On MS Windows, use the installation package containing also the Strawberry Perl distribution.

On Linux, follow these instructions:

  1. Setting up cpan (so that it uses local directories; http://www.perlmonks.org/?node_id=630026):
    • mkdir -p ~/.cpan/CPAN
      echo "1" >~/.cpan/CPAN/MyConfig.pm
    • perl -MCPAN -e shell
      cpan> o conf init # (use local::lib and at the end, allow setting (or set manually) some variables in .bashrc file)
    • exit cpan, exit and start bash
  2. Installing cpanm for easier installation of other Perl modules
    • cpan App::cpanminus
  3. Installing Tred

The second task for today: Test the installation, setup TrEd (extensions, fonts)

After we have installed TrEd, let us try it - download the following data:
lindat.cz - go to "Repository" and search for Prague Dependency Treebank 2.0 - sample data

After you unzip the data, try to open one of the .t.gz files. You should get an error message complaining about missing schemas. It is because you also need to install a TrEd extension for the given type of data:

In TrEd, go to Setup -> Manage Extensions -> Get New Extensions and search for pdt20. Check it and press "Install Selected". Now close and start TrEd again.

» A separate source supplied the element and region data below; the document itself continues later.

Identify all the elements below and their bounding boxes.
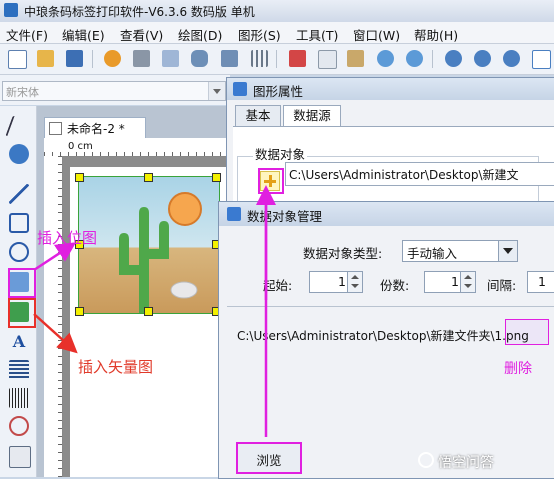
- watermark-icon: [418, 452, 434, 468]
- annotation-arrows: [33, 185, 276, 437]
- arrow-to-image: [33, 242, 77, 272]
- arrow-to-vector-label: [33, 313, 78, 354]
- watermark-text: 悟空问答: [438, 455, 494, 471]
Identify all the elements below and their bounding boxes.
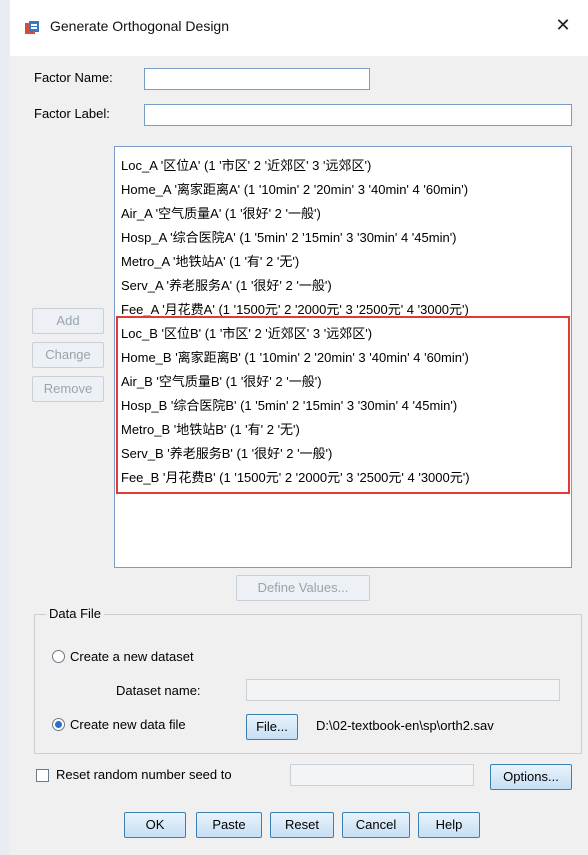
highlight-box [116,316,570,494]
help-button[interactable]: Help [418,812,480,838]
reset-seed-label[interactable]: Reset random number seed to [56,767,232,782]
data-file-group-title: Data File [46,606,105,621]
factor-label-input[interactable] [144,104,572,126]
spss-app-icon [25,21,39,34]
ok-button[interactable]: OK [124,812,186,838]
factor-label-label: Factor Label: [34,106,110,121]
change-button[interactable]: Change [32,342,104,368]
factor-list-item[interactable]: Metro_A '地铁站A' (1 '有' 2 '无') [121,251,299,270]
create-dataset-radio[interactable] [52,650,65,663]
file-button[interactable]: File... [246,714,298,740]
factor-list-item[interactable]: Serv_A '养老服务A' (1 '很好' 2 '一般') [121,275,332,294]
dataset-name-input[interactable] [246,679,560,701]
create-file-label[interactable]: Create new data file [70,717,186,732]
dialog-window: Generate Orthogonal Design ✕ Factor Name… [10,0,588,855]
add-button[interactable]: Add [32,308,104,334]
paste-button[interactable]: Paste [196,812,262,838]
file-path: D:\02-textbook-en\sp\orth2.sav [316,718,494,733]
options-button[interactable]: Options... [490,764,572,790]
seed-input[interactable] [290,764,474,786]
factor-name-input[interactable] [144,68,370,90]
factor-list-item[interactable]: Air_A '空气质量A' (1 '很好' 2 '一般') [121,203,321,222]
create-file-radio[interactable] [52,718,65,731]
dataset-name-label: Dataset name: [116,683,201,698]
window-title: Generate Orthogonal Design [50,18,229,34]
cancel-button[interactable]: Cancel [342,812,410,838]
close-icon[interactable]: ✕ [552,14,574,36]
factor-list-item[interactable]: Home_A '离家距离A' (1 '10min' 2 '20min' 3 '4… [121,179,468,198]
reset-seed-checkbox[interactable] [36,769,49,782]
factor-list-item[interactable]: Hosp_A '综合医院A' (1 '5min' 2 '15min' 3 '30… [121,227,457,246]
reset-button[interactable]: Reset [270,812,334,838]
remove-button[interactable]: Remove [32,376,104,402]
create-dataset-label[interactable]: Create a new dataset [70,649,194,664]
define-values-button[interactable]: Define Values... [236,575,370,601]
factor-list-item[interactable]: Loc_A '区位A' (1 '市区' 2 '近郊区' 3 '远郊区') [121,155,371,174]
factor-name-label: Factor Name: [34,70,113,85]
title-bar: Generate Orthogonal Design ✕ [10,0,588,44]
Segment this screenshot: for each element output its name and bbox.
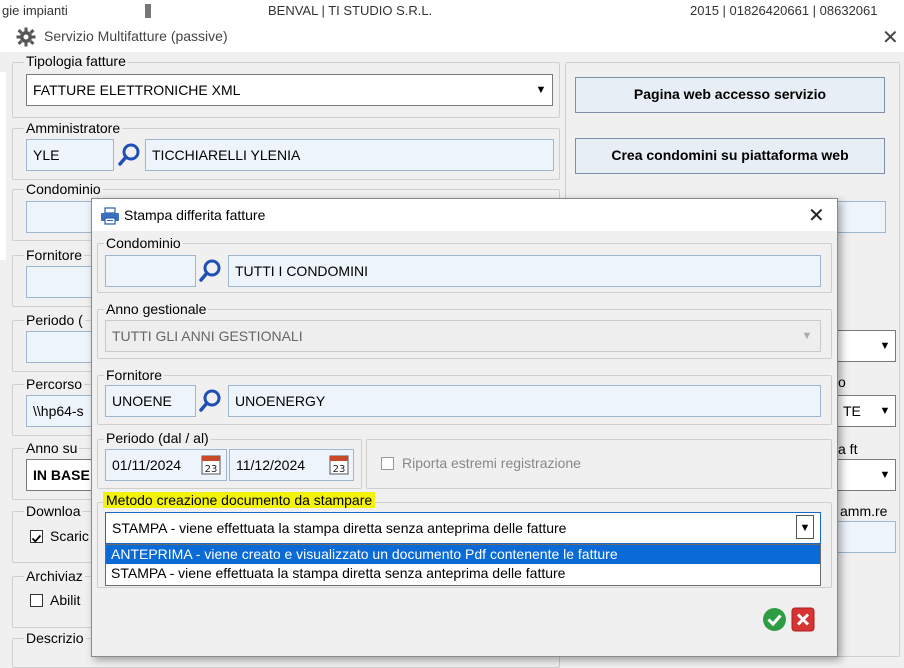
amministratore-code: YLE: [33, 147, 60, 163]
chevron-down-icon[interactable]: ▼: [796, 322, 818, 350]
percorso-value: \\hp64-s: [33, 403, 84, 419]
search-icon[interactable]: [197, 386, 225, 416]
dlg-anno-value: TUTTI GLI ANNI GESTIONALI: [112, 328, 303, 344]
search-icon[interactable]: [116, 140, 144, 170]
metodo-select[interactable]: STAMPA - viene effettuata la stampa dire…: [105, 512, 821, 544]
riporta-checkbox-label: Riporta estremi registrazione: [402, 455, 581, 471]
riporta-checkbox[interactable]: [381, 457, 394, 470]
right-select-2-value: TE: [843, 403, 861, 419]
metodo-dropdown-list: ANTEPRIMA - viene creato e visualizzato …: [105, 544, 821, 586]
dlg-fornitore-code-field[interactable]: UNOENE: [105, 385, 196, 417]
gear-icon: [15, 26, 37, 48]
download-label: Downloa: [24, 503, 83, 519]
right-label-ft: a ft: [836, 441, 860, 457]
background-window-strip: gie impianti BENVAL | TI STUDIO S.R.L. 2…: [0, 0, 904, 22]
crea-condomini-button[interactable]: Crea condomini su piattaforma web: [575, 138, 885, 174]
date-from-value: 01/11/2024: [112, 457, 182, 473]
periodo-label: Periodo (: [24, 312, 85, 328]
dlg-metodo-label: Metodo creazione documento da stampare: [103, 492, 376, 508]
calendar-icon[interactable]: 23: [201, 453, 221, 475]
metodo-selected-value: STAMPA - viene effettuata la stampa dire…: [112, 520, 567, 536]
dlg-fornitore-name-field[interactable]: UNOENERGY: [228, 385, 821, 417]
amministratore-label: Amministratore: [24, 120, 123, 136]
tipologia-select[interactable]: FATTURE ELETTRONICHE XML: [26, 74, 553, 106]
download-checkbox[interactable]: [30, 530, 43, 543]
amministratore-code-field[interactable]: YLE: [26, 139, 114, 171]
date-to-value: 11/12/2024: [236, 457, 306, 473]
cancel-button[interactable]: [791, 607, 815, 632]
tipologia-value: FATTURE ELETTRONICHE XML: [33, 82, 241, 98]
chevron-down-icon[interactable]: ▼: [874, 397, 896, 425]
dlg-periodo-label: Periodo (dal / al): [104, 430, 211, 446]
percorso-label: Percorso: [24, 376, 85, 392]
ok-button[interactable]: [762, 607, 787, 632]
svg-text:23: 23: [205, 464, 218, 475]
dlg-fornitore-code: UNOENE: [112, 393, 172, 409]
dlg-condominio-code-field[interactable]: [105, 255, 196, 287]
background-window-edge: [0, 72, 6, 260]
tipologia-label: Tipologia fatture: [24, 53, 128, 69]
search-icon[interactable]: [197, 256, 225, 286]
chevron-down-icon[interactable]: ▼: [530, 76, 552, 104]
dropdown-option[interactable]: ANTEPRIMA - viene creato e visualizzato …: [106, 545, 820, 564]
amministratore-name: TICCHIARELLI YLENIA: [152, 147, 301, 163]
amministratore-name-field[interactable]: TICCHIARELLI YLENIA: [145, 139, 554, 171]
dlg-anno-label: Anno gestionale: [104, 301, 209, 317]
dlg-fornitore-label: Fornitore: [104, 367, 165, 383]
dlg-condominio-name: TUTTI I CONDOMINI: [235, 263, 368, 279]
dlg-condominio-name-field[interactable]: TUTTI I CONDOMINI: [228, 255, 821, 287]
condominio-label: Condominio: [24, 181, 103, 197]
stampa-dialog: Stampa differita fatture ✕ Condominio TU…: [91, 198, 838, 657]
strip-separator: [145, 4, 151, 18]
right-field-amm[interactable]: [836, 521, 896, 553]
anno-label: Anno su: [24, 440, 80, 456]
download-checkbox-label: Scaric: [50, 528, 89, 544]
dlg-fornitore-name: UNOENERGY: [235, 393, 326, 409]
dlg-condominio-label: Condominio: [104, 235, 183, 251]
dialog-title: Stampa differita fatture: [124, 207, 266, 223]
dropdown-option[interactable]: STAMPA - viene effettuata la stampa dire…: [106, 564, 820, 583]
right-label-amm: amm.re: [838, 503, 890, 519]
chevron-down-icon[interactable]: ▼: [796, 515, 814, 539]
strip-middle-text: BENVAL | TI STUDIO S.R.L.: [268, 3, 433, 18]
fornitore-label: Fornitore: [24, 247, 85, 263]
strip-left-text: gie impianti: [2, 3, 68, 18]
archivia-label: Archiviaz: [24, 568, 85, 584]
strip-right-text: 2015 | 01826420661 | 08632061: [690, 3, 878, 18]
dialog-close-button[interactable]: ✕: [808, 206, 825, 226]
main-window-title: Servizio Multifatture (passive): [44, 28, 228, 44]
descrizione-label: Descrizio: [24, 630, 86, 646]
pagina-web-button[interactable]: Pagina web accesso servizio: [575, 77, 885, 113]
main-close-button[interactable]: ✕: [882, 28, 899, 48]
dlg-anno-select[interactable]: TUTTI GLI ANNI GESTIONALI: [105, 320, 821, 352]
archivia-checkbox[interactable]: [30, 594, 43, 607]
svg-text:23: 23: [333, 464, 346, 475]
right-field-1[interactable]: [836, 201, 886, 233]
chevron-down-icon[interactable]: ▼: [874, 461, 896, 489]
printer-icon: [100, 207, 120, 225]
archivia-checkbox-label: Abilit: [50, 592, 81, 608]
chevron-down-icon[interactable]: ▼: [874, 332, 896, 360]
anno-value: IN BASE: [33, 467, 90, 483]
calendar-icon[interactable]: 23: [329, 453, 349, 475]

It should be able to open the data now.

You can customize TrEd in the configuration file .tredrc - customize fonts: font section in Tred documentation

TrEd can handle all types of treebanks - try, e.g., an example from the Penn Treebank:

An example file from the Penn Treebank transformed to the PML - to test the TrEd installation; an extension for the Penn Treebank files (ptb) needs to be installed first...

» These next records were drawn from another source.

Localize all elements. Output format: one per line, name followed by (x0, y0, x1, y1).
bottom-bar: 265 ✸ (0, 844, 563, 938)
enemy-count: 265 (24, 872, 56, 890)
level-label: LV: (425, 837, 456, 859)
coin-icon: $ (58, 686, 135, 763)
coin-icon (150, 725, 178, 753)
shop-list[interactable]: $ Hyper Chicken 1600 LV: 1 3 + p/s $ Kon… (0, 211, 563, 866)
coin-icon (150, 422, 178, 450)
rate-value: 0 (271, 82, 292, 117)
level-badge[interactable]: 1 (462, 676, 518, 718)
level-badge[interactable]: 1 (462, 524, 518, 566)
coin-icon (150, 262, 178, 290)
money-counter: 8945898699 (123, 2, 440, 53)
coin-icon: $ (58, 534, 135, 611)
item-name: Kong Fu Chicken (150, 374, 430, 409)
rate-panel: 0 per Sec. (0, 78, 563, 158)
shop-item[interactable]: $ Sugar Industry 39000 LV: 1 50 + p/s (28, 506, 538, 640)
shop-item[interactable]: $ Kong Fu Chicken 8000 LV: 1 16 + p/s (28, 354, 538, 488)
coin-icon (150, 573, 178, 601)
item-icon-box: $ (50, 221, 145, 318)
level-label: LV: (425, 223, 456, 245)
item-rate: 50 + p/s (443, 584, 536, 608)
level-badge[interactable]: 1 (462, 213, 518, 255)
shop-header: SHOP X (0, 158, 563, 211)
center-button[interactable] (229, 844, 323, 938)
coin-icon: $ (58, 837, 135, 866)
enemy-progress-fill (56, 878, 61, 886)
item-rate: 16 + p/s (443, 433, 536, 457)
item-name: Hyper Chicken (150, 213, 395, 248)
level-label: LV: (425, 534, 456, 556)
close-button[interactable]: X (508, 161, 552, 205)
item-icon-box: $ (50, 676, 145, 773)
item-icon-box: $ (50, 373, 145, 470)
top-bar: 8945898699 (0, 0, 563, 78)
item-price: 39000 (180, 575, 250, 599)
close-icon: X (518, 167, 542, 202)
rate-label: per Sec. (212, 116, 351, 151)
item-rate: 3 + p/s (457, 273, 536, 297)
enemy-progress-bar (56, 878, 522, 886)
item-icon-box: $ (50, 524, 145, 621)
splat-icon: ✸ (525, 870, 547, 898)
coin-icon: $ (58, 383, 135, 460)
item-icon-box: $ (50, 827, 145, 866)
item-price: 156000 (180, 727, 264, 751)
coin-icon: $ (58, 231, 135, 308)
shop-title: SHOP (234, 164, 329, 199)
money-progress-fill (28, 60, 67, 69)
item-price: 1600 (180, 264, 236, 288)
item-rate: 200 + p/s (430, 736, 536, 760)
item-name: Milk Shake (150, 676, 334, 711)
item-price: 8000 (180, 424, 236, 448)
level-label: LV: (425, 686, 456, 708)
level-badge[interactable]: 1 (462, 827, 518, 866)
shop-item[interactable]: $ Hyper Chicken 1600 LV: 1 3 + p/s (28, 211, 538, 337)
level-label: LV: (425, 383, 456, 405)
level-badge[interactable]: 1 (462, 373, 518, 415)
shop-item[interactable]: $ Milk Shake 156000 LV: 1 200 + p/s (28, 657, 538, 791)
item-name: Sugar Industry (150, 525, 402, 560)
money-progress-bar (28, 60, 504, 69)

English data to test the TrEd installation: section 000 of PEDT

  • Download and unzip the data. It is section 000 of the Penn Treebank transformed to the format of the Prague treebank family; in this particular case, one document is represented by three files corresponding to surface syntax - analytical layer (a-files), deep syntax - tectogrammatical layer (t-files), and original phrase structure layer (p-files). Then try to open one of the t-files in TrEd (you will need to install extension pedt), you can also open an a-file and a p-file.

The third task for today: Transform phrase-structure trees to dependency ones

Sample phrase structure tree (file)

S (
  NP ( N ( 'Peter' ) )
  * VP ( * V ( 'gave' )
         NP ( D   ( 'a' )
              * N ( 'flower' ) )
         PP ( * P ( 'to' )
              N   ( 'Mary' ) )
       )
)

Another sample phrase structure tree (file)

S (
  NP ( A ('Young') * N ('men'))
  * VP (* V ( 'love' )
        COORD (NP ( N('beer'))
               * CONJ ('and')
               NP ( N( 'girls' ) )
        ))
)